For data containing tumor cells, we used copy number cluster result from CopyKAT [23] in addition to correlation values to identify tumor cells with low correlation value. We selected CopyKAT since it is currently the only program which requires no additional information other than gene expression matrix. We defined aneuploid barcodes as tumor cells. Barcodes with both valid copy number result and mouse read majority were additionally classified as cross-species doublets.

REMS pipeline step 3: Species matching reference realignment

After species identification, we realigned data to the human reference or mouse reference, and selected species matching barcodes. When multiple samples were pooled, we used Souporcell [11] to identify intersample doublets. We selected singlets identified using Souporcell, and when the expression for each sample could be clearly separated, minor identities in each cluster were removed. Normal cells with noisy copy number segments were also removed.

For each sample, we applied a quality filter separately to account for sample variation. Cells with low total read count, low expressed gene count, and high mitochondrial gene percentage were filtered. Separately filtered barcodes were merged and DoubletFinder [24] was used to identify intrasample doublets.

REMS pipeline step 4: Ambient RNA removal

SoupX [25] was used to estimate the ambient RNA expression from barcodes with ≤ 100 reads. We calculated the contamination rate in human and mouse cells separately. We additionally added 0.05 to the contamination rate to stringently remove ambient RNA signals.

Result comparison

Harmony [26] was used to remove batch effect from mixed and separately sequenced libraries. Cell type was identified by the consensus of scHCL correlation for each cluster. We used the k-nearest-neighbor batch effect test (kBET) [27] with top 20 Harmony components and Local Inverse Simpson’s Index (LISI) [26] with Uniform Manifold Approximation and Projection (UMAP) coordinates calculated from Harmony components. We calculated integration metrics for each sample and celltypes with ≥ 100 cells. Each metric was normalized to a 0–1 scale, 0 indicating no integration and 1 indicating full integration.

Genomic array

DNA was extracted from tissue or cultured organoids using DNeasy Blood & Tissue Kit (Qiagen, Germantown, MD, USA). Axiom Korea Biobank Array (ThermoFisher Scientific, Waltham, MA, USA) [28] was used to genotype samples.

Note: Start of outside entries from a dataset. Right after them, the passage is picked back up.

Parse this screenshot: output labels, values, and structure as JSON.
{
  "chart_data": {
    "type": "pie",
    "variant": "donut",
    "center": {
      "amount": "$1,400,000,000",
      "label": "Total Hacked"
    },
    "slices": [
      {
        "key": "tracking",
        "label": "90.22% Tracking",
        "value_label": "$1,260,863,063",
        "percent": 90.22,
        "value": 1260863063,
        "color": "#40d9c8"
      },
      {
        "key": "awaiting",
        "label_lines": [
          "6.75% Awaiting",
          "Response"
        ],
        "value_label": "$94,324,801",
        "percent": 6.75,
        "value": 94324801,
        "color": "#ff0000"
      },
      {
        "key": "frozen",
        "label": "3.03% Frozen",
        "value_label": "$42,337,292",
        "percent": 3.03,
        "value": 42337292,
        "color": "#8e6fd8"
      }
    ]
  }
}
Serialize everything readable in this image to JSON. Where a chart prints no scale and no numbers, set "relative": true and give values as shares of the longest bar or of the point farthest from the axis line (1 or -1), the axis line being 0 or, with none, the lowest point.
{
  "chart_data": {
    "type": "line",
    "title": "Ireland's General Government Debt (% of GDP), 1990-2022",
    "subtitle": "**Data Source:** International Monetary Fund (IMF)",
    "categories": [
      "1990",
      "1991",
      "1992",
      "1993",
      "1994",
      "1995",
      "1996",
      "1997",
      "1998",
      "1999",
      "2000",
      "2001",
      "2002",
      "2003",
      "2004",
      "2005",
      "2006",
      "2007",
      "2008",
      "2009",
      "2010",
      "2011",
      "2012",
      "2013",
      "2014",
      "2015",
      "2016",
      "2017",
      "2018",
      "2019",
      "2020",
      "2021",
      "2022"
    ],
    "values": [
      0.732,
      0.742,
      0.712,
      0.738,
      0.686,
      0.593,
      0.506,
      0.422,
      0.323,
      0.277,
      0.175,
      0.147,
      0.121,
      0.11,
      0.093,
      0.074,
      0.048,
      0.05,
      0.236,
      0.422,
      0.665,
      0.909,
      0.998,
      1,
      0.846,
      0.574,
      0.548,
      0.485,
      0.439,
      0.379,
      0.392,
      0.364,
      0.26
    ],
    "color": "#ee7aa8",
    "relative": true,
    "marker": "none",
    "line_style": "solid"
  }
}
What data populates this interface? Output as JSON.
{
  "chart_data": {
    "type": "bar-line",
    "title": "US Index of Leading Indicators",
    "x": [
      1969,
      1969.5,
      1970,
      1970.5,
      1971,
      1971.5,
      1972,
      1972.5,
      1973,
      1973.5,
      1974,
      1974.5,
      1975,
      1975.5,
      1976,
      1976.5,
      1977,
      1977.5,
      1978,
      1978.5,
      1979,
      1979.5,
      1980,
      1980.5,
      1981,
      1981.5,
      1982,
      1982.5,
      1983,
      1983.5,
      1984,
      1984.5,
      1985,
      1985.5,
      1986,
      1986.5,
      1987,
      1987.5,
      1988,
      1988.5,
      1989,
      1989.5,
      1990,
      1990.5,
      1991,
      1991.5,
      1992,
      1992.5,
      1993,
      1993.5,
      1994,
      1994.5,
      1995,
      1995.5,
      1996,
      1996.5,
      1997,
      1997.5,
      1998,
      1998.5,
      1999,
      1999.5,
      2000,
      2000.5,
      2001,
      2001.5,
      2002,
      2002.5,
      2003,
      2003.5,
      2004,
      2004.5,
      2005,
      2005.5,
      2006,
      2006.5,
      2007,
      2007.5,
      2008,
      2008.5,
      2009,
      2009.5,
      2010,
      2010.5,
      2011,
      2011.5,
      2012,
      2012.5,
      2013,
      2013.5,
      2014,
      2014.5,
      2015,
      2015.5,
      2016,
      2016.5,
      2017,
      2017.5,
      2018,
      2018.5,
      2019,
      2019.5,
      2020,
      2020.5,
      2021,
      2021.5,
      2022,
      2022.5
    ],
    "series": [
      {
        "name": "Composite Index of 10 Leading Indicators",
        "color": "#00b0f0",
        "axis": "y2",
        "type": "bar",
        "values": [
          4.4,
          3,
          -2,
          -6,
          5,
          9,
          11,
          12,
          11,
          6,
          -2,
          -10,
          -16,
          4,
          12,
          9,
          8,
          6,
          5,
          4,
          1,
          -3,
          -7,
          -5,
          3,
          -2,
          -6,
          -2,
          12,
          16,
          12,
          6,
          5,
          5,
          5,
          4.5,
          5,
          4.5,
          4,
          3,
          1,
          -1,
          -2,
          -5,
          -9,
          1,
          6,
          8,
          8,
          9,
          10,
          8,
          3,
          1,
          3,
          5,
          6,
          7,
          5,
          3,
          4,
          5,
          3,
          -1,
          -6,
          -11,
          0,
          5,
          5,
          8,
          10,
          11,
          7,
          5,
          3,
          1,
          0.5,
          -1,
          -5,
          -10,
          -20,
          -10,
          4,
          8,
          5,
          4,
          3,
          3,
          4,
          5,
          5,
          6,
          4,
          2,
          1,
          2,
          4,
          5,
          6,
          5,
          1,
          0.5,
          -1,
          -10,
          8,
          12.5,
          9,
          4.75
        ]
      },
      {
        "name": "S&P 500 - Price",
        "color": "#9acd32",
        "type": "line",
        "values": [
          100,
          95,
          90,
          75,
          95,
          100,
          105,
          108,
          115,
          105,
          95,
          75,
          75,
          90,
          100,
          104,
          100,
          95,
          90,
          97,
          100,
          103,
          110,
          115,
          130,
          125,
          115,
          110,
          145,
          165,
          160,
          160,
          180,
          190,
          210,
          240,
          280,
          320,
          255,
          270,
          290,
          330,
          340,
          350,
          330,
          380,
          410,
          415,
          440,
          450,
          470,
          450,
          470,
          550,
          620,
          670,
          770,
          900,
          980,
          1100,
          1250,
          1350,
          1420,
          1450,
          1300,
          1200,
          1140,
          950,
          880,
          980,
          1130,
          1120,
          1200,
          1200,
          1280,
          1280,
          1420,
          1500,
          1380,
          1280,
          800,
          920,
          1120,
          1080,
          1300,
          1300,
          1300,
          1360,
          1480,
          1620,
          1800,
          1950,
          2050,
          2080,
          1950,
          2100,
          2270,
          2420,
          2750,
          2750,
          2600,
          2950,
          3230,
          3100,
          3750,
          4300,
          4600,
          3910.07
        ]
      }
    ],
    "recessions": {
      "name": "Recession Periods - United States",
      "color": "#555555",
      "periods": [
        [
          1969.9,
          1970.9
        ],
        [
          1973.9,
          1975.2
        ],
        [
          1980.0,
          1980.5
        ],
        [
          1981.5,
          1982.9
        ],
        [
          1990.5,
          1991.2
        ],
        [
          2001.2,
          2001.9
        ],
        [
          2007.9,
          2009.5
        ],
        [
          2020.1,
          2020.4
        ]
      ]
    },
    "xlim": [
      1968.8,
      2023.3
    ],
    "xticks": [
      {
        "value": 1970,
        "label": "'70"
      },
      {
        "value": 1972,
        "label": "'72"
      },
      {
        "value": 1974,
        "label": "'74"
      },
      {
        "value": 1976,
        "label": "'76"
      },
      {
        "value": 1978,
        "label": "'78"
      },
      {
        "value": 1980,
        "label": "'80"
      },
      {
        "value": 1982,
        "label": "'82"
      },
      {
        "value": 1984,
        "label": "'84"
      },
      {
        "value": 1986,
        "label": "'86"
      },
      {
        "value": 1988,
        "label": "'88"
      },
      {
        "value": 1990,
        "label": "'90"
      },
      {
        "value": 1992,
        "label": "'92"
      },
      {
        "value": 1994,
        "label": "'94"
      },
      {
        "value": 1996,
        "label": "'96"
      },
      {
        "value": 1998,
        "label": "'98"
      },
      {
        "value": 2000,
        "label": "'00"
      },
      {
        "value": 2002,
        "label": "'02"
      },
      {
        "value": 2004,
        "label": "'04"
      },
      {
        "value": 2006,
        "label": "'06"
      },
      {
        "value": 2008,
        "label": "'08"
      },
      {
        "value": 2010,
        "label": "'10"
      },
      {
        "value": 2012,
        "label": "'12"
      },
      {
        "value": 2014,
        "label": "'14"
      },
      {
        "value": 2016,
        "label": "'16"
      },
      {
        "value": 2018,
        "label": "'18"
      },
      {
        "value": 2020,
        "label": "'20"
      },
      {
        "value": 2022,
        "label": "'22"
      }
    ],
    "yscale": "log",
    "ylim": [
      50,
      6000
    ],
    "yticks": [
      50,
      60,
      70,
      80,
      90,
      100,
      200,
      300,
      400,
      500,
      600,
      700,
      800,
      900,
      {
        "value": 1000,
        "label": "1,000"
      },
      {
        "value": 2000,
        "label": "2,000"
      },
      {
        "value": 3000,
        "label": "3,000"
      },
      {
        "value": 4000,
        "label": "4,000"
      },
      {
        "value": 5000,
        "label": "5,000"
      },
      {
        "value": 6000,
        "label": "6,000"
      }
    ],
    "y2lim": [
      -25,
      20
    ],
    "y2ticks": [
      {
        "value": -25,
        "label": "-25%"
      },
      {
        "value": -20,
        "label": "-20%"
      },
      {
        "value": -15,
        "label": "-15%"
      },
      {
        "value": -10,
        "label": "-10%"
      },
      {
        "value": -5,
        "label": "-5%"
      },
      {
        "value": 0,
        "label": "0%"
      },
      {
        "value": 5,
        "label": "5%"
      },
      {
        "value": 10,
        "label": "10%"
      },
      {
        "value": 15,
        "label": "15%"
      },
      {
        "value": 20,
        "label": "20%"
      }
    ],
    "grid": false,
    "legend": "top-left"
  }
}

Quality control and filtering was performed following the Korea Biobank Array protocol.

Identification of pooled sample

Souporcell generates estimated genotypes for each sample which it deconvoluted. PLINK v1.0.9 identity-by-descent [29] was used along with linkage disequilibrium variants pruned genomic array data as true genotype to confirm single-cell deconvoluted sample identity.